It was easy to find reasons to overthrow Bashar al-Assad: The regime killed the opposition, relied on a religious minority for support, and had become a monarchy disguised as a republic. Four years after the start of the rebellion, the United States concedes that it’s necessary to hold talks with the Syrian leader: from Dictator Assad to President Assad, just in case John Kerry’s words confirm a change in American strategy. What has changed since 2011? The rise of the Islamic State, Assad’s ability to survive, and, you might say, disillusionment with the “Arab spring.”
Kerry admitted to holding talks with the Syrians in a CBS interview in Egypt. Now, this is a country that saw its dictator Hosni Mubarak overthrown and imprisoned, then elected a president, overthrew him, and once again, put a general into power, albeit out of uniform. Worse off are two other countries that also took advantage of the winds of the “Arab spring.” One is Libya, which, after the death of Moammar Gadhafi, lives in a climate of civil war. The other, Yemen, with the negotiation of Ali Saleh’s departure, has remained plagued by rebellion.
The exception was Tunisia alone, which was the leader, freeing itself of the dictator Ben Ali, now exiled in Saudi Arabia. However, the little country from the Maghreb has always shown itself to be the most prepared for democracy, not least because of its secular tradition, freedom for females, and even economic development.

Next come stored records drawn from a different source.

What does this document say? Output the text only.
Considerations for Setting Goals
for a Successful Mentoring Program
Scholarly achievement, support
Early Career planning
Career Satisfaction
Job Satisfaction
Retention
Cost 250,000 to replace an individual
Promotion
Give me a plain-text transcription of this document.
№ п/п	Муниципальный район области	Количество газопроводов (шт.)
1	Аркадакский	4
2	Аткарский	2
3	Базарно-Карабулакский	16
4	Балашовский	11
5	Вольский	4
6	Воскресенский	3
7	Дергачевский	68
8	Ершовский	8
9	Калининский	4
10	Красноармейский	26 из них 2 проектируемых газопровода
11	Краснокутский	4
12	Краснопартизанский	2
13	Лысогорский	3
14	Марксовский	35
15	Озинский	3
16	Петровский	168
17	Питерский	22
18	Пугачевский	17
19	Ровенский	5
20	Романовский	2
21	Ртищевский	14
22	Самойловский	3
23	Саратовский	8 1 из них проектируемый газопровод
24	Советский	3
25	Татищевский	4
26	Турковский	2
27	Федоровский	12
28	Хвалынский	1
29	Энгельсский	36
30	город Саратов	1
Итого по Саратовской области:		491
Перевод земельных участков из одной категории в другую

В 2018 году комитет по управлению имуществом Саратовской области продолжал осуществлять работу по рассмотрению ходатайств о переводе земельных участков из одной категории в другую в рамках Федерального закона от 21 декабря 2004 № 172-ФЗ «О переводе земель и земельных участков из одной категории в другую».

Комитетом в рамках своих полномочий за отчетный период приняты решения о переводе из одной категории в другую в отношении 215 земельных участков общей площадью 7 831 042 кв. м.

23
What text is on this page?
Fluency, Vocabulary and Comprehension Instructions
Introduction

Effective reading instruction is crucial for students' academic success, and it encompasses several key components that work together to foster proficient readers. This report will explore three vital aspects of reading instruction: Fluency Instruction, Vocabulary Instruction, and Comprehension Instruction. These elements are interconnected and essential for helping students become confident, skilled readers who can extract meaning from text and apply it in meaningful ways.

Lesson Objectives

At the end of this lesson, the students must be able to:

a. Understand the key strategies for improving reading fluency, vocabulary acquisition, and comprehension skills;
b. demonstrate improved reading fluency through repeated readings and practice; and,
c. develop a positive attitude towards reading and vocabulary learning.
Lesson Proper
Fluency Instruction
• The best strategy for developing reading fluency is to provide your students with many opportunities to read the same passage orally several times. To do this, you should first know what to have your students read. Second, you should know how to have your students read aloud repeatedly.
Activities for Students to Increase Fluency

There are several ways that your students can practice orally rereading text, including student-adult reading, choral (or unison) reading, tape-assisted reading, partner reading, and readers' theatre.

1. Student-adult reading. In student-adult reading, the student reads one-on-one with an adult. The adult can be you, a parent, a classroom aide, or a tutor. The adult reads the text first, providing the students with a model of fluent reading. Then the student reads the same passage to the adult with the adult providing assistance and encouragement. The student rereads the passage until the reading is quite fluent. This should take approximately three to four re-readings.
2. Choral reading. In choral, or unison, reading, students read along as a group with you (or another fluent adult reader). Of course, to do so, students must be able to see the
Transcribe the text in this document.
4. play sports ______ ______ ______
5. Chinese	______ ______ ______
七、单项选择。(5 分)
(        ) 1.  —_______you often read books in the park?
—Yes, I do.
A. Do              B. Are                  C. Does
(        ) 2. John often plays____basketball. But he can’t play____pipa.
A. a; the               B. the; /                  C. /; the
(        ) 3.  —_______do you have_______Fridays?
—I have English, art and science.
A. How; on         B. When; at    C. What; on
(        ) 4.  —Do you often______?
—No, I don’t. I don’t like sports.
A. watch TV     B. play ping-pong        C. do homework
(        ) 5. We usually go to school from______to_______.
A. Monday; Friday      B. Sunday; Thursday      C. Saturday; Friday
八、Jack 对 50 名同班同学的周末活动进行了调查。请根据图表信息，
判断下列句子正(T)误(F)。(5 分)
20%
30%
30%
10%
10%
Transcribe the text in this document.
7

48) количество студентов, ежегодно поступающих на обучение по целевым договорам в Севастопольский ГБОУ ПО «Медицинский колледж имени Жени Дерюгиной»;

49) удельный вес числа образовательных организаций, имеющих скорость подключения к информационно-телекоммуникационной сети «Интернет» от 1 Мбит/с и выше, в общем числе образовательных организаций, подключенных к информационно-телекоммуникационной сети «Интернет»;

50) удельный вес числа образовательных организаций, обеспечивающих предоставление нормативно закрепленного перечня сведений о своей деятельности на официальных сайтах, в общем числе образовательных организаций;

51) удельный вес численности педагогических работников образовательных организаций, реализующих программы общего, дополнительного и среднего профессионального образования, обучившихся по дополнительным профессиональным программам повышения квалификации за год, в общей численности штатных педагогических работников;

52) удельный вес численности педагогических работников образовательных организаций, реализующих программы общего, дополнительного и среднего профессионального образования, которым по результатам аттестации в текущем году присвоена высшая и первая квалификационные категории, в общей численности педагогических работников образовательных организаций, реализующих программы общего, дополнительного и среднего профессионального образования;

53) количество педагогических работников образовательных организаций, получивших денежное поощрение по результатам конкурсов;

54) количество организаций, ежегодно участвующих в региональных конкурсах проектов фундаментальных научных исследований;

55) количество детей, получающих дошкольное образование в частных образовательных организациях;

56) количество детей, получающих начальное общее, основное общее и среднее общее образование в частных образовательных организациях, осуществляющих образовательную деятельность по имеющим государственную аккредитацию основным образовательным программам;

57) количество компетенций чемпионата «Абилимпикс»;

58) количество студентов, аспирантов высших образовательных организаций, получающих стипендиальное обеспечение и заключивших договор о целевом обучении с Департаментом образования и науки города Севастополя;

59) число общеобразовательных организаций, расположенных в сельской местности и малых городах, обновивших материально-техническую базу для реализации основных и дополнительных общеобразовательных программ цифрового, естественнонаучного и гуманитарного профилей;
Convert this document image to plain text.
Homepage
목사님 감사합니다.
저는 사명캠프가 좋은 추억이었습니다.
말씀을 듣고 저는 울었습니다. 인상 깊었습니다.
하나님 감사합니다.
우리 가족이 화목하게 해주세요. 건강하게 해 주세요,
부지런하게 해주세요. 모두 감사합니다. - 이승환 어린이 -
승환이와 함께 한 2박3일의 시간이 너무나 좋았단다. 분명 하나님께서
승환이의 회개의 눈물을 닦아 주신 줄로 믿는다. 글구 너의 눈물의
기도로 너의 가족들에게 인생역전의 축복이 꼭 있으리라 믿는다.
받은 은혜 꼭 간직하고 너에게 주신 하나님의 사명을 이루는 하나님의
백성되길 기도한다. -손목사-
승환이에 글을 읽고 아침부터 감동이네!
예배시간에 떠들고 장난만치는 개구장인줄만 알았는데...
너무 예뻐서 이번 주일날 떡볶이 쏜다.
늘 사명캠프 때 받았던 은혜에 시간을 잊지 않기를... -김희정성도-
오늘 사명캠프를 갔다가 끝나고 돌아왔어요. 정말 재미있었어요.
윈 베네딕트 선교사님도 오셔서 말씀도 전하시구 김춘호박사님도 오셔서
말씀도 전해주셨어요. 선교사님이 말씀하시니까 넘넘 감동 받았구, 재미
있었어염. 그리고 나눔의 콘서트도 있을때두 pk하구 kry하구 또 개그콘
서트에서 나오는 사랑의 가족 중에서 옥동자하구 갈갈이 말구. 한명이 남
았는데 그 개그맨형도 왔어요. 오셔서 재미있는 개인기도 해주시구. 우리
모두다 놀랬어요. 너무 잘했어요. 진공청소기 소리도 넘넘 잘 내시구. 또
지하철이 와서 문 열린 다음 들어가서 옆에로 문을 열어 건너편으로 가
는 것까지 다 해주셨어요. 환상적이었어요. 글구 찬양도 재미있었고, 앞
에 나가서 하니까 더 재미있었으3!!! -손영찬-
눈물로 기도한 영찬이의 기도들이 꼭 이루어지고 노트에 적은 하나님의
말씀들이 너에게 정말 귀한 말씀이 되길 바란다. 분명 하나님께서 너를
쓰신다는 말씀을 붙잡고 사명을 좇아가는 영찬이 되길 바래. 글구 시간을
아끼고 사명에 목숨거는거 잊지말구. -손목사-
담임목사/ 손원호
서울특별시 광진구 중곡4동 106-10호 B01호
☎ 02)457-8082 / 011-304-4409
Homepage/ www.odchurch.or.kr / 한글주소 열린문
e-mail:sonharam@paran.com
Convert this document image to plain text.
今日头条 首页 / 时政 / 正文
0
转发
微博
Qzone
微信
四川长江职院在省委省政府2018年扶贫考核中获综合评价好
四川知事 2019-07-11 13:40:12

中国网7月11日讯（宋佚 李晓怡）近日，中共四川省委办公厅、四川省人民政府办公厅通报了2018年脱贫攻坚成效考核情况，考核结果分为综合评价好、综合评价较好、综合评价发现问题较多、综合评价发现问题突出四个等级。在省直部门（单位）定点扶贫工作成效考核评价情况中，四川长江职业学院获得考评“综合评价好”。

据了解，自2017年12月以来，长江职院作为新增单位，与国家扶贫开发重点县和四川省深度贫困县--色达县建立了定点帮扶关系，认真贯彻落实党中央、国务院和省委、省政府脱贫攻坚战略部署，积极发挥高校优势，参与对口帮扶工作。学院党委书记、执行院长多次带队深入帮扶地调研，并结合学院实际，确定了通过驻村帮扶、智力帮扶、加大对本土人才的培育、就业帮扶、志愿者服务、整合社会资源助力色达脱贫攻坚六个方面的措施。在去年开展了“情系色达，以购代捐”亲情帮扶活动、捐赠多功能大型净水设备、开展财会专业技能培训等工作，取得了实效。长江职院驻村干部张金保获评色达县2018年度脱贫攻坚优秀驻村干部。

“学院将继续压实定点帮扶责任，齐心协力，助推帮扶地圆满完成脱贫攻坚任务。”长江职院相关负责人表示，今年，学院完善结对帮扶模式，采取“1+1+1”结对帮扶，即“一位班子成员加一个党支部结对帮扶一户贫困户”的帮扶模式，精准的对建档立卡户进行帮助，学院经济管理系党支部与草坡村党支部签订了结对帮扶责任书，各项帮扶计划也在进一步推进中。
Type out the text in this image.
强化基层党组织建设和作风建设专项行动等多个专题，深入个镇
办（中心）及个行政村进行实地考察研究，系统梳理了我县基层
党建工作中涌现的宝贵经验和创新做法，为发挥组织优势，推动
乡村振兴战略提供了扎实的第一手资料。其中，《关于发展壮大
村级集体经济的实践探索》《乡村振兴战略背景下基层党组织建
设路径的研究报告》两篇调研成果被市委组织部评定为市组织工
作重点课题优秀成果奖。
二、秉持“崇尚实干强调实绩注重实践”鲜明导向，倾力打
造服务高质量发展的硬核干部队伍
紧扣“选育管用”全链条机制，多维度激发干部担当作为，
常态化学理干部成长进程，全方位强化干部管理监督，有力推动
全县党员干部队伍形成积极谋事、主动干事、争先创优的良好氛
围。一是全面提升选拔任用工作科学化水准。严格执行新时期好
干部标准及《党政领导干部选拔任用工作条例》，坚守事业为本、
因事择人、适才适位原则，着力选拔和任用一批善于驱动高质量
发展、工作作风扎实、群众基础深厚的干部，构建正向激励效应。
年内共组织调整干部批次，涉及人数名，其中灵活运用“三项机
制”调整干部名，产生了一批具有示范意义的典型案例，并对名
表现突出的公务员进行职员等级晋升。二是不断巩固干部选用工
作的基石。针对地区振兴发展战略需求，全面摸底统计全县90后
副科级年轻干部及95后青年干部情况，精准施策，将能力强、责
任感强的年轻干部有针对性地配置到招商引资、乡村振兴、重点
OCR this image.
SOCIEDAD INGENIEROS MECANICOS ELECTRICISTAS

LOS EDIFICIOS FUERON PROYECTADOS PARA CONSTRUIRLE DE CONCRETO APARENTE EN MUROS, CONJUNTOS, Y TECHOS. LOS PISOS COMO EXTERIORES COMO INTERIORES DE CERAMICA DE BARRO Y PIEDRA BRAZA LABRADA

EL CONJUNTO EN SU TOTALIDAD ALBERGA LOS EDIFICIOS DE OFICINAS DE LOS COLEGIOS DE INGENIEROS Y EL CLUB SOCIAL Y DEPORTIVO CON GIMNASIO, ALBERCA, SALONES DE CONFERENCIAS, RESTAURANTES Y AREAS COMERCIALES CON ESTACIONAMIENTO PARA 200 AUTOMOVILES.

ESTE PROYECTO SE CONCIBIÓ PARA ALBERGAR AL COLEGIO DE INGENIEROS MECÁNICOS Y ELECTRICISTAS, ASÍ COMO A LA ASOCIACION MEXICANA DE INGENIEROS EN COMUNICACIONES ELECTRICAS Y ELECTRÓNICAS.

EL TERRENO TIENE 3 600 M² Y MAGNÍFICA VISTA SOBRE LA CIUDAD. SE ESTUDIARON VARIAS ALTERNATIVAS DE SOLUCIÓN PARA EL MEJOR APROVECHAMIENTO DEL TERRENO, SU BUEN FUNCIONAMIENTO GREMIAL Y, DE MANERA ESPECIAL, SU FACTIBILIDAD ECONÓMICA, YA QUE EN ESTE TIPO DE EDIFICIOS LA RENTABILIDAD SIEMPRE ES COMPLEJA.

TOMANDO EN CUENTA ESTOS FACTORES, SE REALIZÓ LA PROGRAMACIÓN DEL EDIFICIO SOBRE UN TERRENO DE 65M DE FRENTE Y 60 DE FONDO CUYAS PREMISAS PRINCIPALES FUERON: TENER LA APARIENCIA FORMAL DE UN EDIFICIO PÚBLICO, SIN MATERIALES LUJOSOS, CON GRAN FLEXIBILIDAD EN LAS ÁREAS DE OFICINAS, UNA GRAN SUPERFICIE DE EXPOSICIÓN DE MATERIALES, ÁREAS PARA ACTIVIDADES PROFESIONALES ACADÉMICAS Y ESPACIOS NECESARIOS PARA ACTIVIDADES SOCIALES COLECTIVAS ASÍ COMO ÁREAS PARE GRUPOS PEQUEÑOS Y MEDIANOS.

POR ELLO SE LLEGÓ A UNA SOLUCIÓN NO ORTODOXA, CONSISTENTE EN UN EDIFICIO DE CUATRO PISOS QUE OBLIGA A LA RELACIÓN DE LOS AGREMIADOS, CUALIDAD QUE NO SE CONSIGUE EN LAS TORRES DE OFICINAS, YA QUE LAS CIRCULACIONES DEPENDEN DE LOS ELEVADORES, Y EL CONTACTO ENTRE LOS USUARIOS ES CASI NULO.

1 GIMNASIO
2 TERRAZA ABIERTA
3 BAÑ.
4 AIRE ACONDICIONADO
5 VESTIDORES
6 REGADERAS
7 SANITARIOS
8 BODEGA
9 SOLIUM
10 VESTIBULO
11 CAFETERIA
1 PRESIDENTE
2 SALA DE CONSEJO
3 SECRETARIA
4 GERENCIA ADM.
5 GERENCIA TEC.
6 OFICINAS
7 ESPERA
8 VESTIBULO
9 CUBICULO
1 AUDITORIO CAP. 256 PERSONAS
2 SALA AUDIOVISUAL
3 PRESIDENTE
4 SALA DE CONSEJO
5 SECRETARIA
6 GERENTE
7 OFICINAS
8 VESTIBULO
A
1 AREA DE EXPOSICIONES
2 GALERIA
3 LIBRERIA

Returning to Assad, who has been in power since 2000, he disappointed when he failed to come through with promises of transparency, but it is also true that, supported by the Alawites, Christians and Druze, and by the Sunni elite of Damascus and Aleppo, he appeared to have the country under control. And, as can be seen in a photo of a dinner in 2009 with then Sen. Kerry, he was very much worthy of courtship.
From one moment to the next, Assad was abandoned by the West, but above all by the [Persian] Gulf and Turkish monarchies, which became the financiers of the rebels, some rebel groups being obvious extensions of al-Qaida, as in the case of the al-Nusra Front.
To resist, Assad has only been able to count on Russia, which protected him in the United Nations and on Iran, until last year when the fear caused by the Islamic State group led the United States to attack jihadi bases in Syria as well as in Iraq, with previous communications about flights to the Syrians. Even controlling just part of the territory, it has become evident that imagining a Syria without Assad is utopian, not a working scenario.
In his last book, Henry Kissinger discusses the eternal U.S. dilemma between following its ideals and conducting realpolitik. When he overthrew Saddam Hussein in 2003, George W. Bush was not aware of the chaos he was creating in Iraq. The idealist Barack Obama, who is relying on Kerry to make his mark on the Middle East (from the Israeli-Arab dossier to nuclear Iran), has perhaps understood that reality is complicated.